Okay -- and here I'm talking smack about Excel -- and the Ideas button just did something smart!! Normally, it's just funny to hit the button, but -- darn -- it made a decent Pivot Table!
If you're interested in the actual motifs predicted to be modified, you can download them from my Google drive here.
Okay -- so -- that's all nice and all. Predicted PTMs are a pretty big step away from actual PTMs.
Can we test this?
I mentioned a couple of days ago that there was some cool unpublished MERS-CoV proteomics data on MASSIVE.
Now -- this is CID ion trap MS/MS data -- not my favorite source of data for identifying PTMs. It also kind of rules out some of my favorite tools, because they were designed with HRAM MS/MS data in mind. So...back in the time machine to the 1990s to fire up SeQuest and take a minute to polish up my sense of skepticism....
Okay -- this will take more than a minute or two....I forgot how long CID MS/MS takes to search with a couple of PTMs.
I broke it up into queues and only one has finished -- aaaaaaannnnnddddd....nothing!
Okay...so I do actually need another hobby....maybe something I can do inside, in case I screw up my knee and have to do a lot of sitting around for a while.

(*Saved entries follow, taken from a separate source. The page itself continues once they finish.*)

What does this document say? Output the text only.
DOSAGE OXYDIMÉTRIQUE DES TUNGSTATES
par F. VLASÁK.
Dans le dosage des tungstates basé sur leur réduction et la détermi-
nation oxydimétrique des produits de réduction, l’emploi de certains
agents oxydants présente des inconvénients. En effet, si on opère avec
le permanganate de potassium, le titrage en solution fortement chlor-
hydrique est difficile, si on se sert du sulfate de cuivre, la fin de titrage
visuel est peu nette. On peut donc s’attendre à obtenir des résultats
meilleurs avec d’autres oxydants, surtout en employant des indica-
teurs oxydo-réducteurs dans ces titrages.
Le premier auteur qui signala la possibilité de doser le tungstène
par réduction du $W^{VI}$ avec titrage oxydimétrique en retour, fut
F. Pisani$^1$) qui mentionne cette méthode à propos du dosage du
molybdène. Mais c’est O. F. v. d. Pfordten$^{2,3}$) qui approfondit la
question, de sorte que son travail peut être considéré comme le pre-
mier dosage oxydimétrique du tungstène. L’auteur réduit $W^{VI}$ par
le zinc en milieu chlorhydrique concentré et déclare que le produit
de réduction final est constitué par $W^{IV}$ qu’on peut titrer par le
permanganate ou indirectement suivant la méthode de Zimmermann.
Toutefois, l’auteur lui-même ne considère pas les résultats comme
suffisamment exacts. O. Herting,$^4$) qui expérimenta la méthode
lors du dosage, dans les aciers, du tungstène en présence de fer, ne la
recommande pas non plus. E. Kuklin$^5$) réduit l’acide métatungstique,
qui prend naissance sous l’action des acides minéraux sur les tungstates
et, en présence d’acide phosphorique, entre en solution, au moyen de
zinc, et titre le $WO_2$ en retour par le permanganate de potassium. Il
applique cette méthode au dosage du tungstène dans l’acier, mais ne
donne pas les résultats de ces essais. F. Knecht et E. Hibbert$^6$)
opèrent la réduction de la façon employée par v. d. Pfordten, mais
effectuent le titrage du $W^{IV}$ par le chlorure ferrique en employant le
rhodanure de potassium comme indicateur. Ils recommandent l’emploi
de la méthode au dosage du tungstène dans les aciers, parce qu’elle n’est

However -- there is A LOT wrong with this system. One -- we're looking at single shot analysis from 2009s best mass spectrometer -- in a human cell background. We're not exactly digging to the full depth of the proteome -- and PTMs rarely want to announce themselves. Two -- I'm using a prediction model of one virus that is similar to another, but we are definitely reaching when trying to make predictions off the little data across the board. Three through 41 --? I didn't even look to see if that region of the similar protein is even digested by trypsin. Maybe that is for next Saturday.